Por isso, "o COI tem a obrigação de assumir uma posição firme em nome da partilha humanitária, que é suposto representar, contra a lei fascista e bárbara que Putin fez aprovar através da Duma [a câmara baixa do Parlamento russo]", defende.

O apelo do popular actor britânico dirige-se ao Comité Olímpico Internacional, na pessoa do seu presidente, o belga Jacques Rogge: "Peço-vos que resistam às pressões do pragmatismo, ao dinheiro, à cobardia dos diplomatas, e que marquem uma posição de forma resoluta e orgulhosa pela humanidade em todo o mundo, tal como o vosso movimento se comprometeu a fazer. Agitem a vossa bandeira olímpica com orgulho, ao mesmo tempo que nós, homens e mulheres gay, agitamos a nossa bandeira do arco-íris com orgulho. Sejam suficientemente corajosos para estarem à altura dos juramentos e dos protocolos do vosso movimento."

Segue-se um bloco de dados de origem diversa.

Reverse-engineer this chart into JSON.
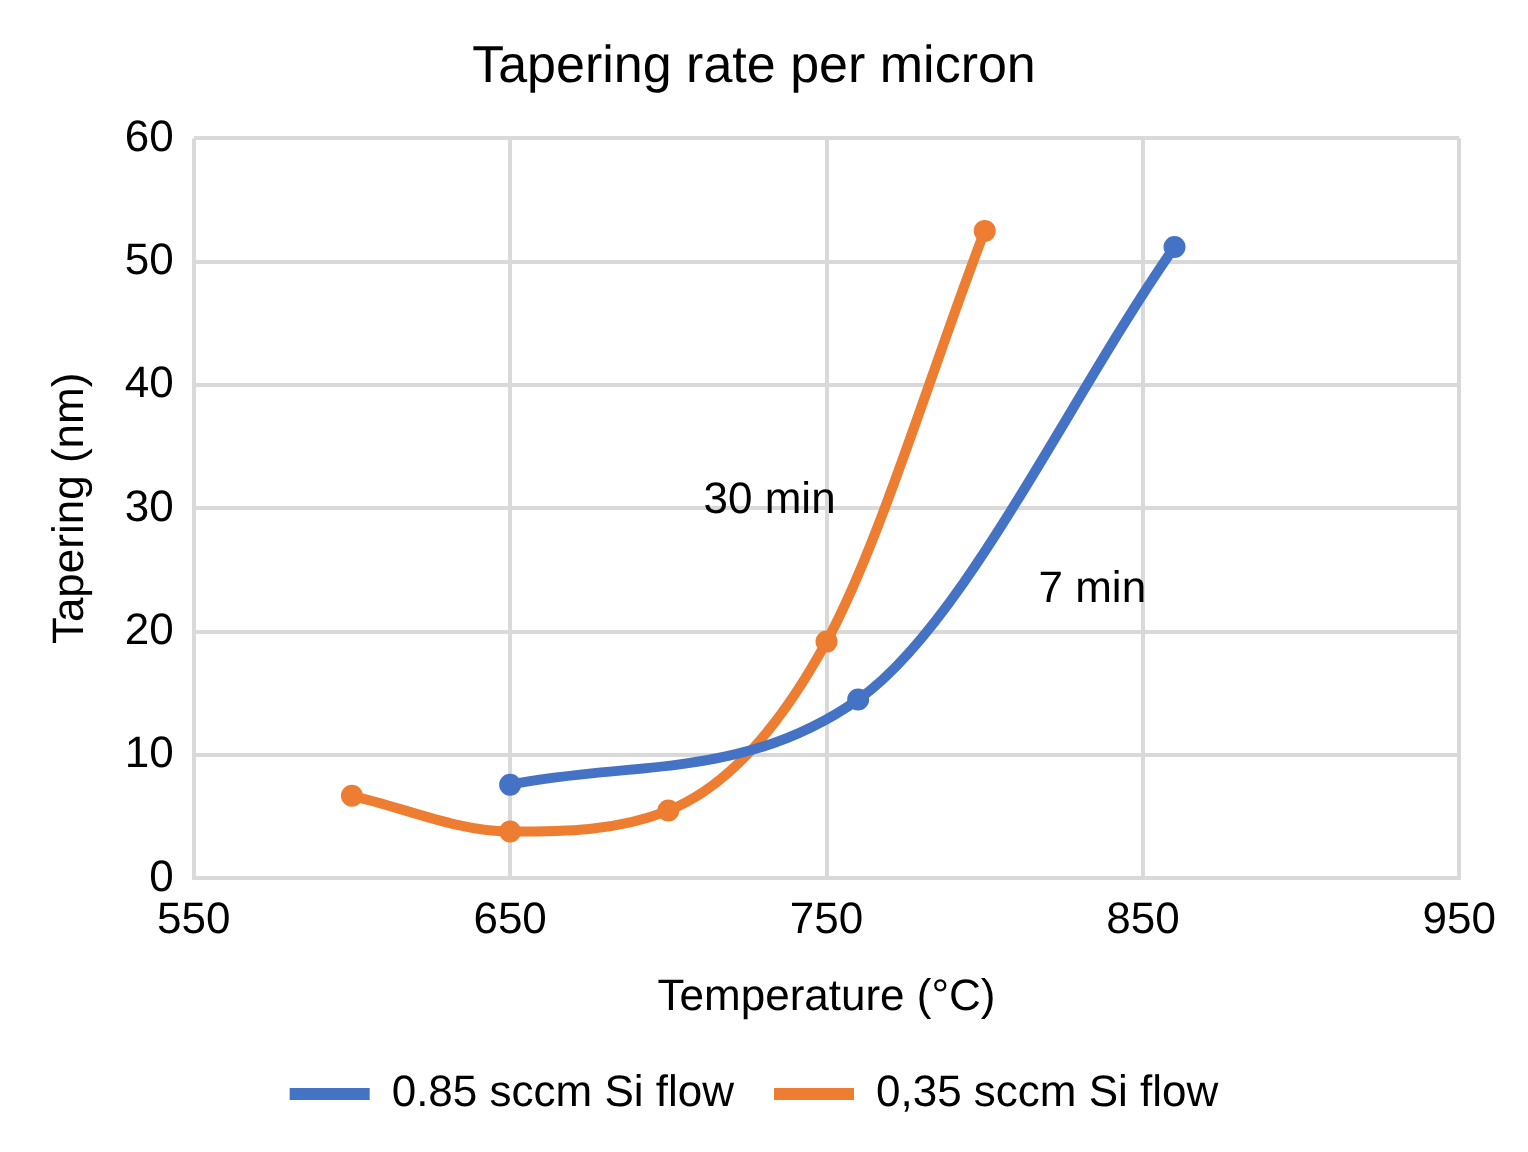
{
  "chart_data": {
    "type": "line",
    "title": "Tapering rate per micron",
    "xlabel": "Temperature (°C)",
    "ylabel": "Tapering (nm)",
    "xlim": [
      550,
      950
    ],
    "xticks": [
      550,
      650,
      750,
      850,
      950
    ],
    "ylim": [
      0,
      60
    ],
    "yticks": [
      0,
      10,
      20,
      30,
      40,
      50,
      60
    ],
    "grid": true,
    "legend": "bottom",
    "marker": "circle",
    "line_style": "solid",
    "series": [
      {
        "name": "0.85 sccm Si flow",
        "color": "#4472c4",
        "x": [
          650,
          760,
          860
        ],
        "values": [
          7.6,
          14.5,
          51.2
        ]
      },
      {
        "name": "0,35 sccm Si flow",
        "color": "#ed7d31",
        "x": [
          600,
          650,
          700,
          750,
          800
        ],
        "values": [
          6.7,
          3.8,
          5.5,
          19.2,
          52.5
        ]
      }
    ],
    "annotations": [
      "30 min",
      "7 min"
    ]
  }
}
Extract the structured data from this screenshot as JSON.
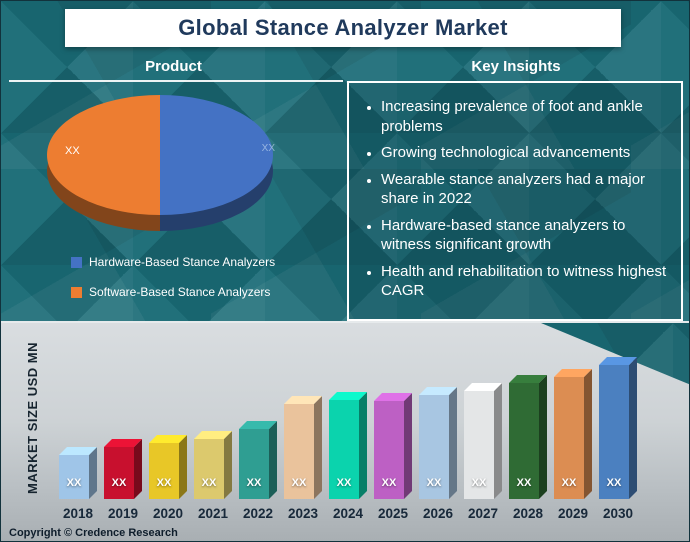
{
  "header": {
    "title": "Global Stance Analyzer Market"
  },
  "sections": {
    "product_heading": "Product",
    "key_insights_heading": "Key Insights"
  },
  "key_insights": {
    "bullets": [
      "Increasing prevalence of foot and ankle problems",
      "Growing technological advancements",
      "Wearable stance analyzers had a major share in 2022",
      "Hardware-based stance analyzers to witness significant growth",
      "Health and rehabilitation to witness highest CAGR"
    ]
  },
  "chart_data": [
    {
      "type": "pie",
      "title": "Product",
      "slices": [
        {
          "name": "Hardware-Based Stance Analyzers",
          "color": "#4472c4",
          "label": "XX",
          "value_pct": 50
        },
        {
          "name": "Software-Based Stance Analyzers",
          "color": "#ed7d31",
          "label": "XX",
          "value_pct": 50
        }
      ],
      "legend_position": "bottom-left"
    },
    {
      "type": "bar",
      "title": "",
      "xlabel": "",
      "ylabel": "MARKET SIZE USD MN",
      "categories": [
        "2018",
        "2019",
        "2020",
        "2021",
        "2022",
        "2023",
        "2024",
        "2025",
        "2026",
        "2027",
        "2028",
        "2029",
        "2030"
      ],
      "value_labels": [
        "XX",
        "XX",
        "XX",
        "XX",
        "XX",
        "XX",
        "XX",
        "XX",
        "XX",
        "XX",
        "XX",
        "XX",
        "XX"
      ],
      "values": [
        44,
        52,
        56,
        60,
        70,
        95,
        99,
        98,
        104,
        108,
        116,
        122,
        134
      ],
      "colors": [
        "#9fc5e8",
        "#c8102e",
        "#e8c727",
        "#dcc96d",
        "#2f9e92",
        "#eac39c",
        "#0bd3ad",
        "#bd60c4",
        "#a8c6e2",
        "#e4e6e7",
        "#2f6b34",
        "#dc8d52",
        "#4b80c0"
      ],
      "grid": false,
      "legend": "none"
    }
  ],
  "footer": {
    "copyright": "Copyright © Credence Research"
  }
}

Na mesma carta, Stephen Fry deixa de lado as diferenças partidárias em relação ao primeiro-ministro britânico, David Cameron, e sublinha o que os une: "Como líder de um partido ao qual me tenho oposto quase toda a minha vida, você revelou um compromisso determinado, apaixonado e claramente honesto com os direitos LGBT e ajudou a passar o casamento gay por ambas as câmaras do nosso Parlamento, face à veemente oposição de muitas pessoas no seu próprio partido. Irei admirá-lo para sempre por isso, independentemente de outras diferenças que existam entre nós. Em última análise, acredito que você sabe distinguir o que é certo e o que é errado. Por favor, aja de acordo com esse instinto neste caso."

Em conclusão, Stephen Fry defende que "é essencial que os Jogos Olímpicos de Inverno na Rússia sejam proibidos. Realizem-nos em outro sítio qualquer, no Utah [Estados Unidos], em Lillehammer [Noruega], onde quiserem. É preciso evitar a qualquer custo que Putin seja visto a receber a aprovação do mundo civilizado".

A próxima edição dos Jogos Olímpicos de Inverno está marcada para Fevereiro de 2014, na cidade russa de Sochi.

Em 1980, o então Presidente dos Estados Unidos, Jimmy Carter, decertou um boicote aos Jogos Olímpicos de Moscovo, em protesto contra a invasão do Afeganistão pelas tropas soviéticas. Quatro anos depois, o Governo de Konstantin Chernenko decidiu boicotar os Jogos Olímpicos de Los Angeles, alegando receios pela segurança dos seus atletas.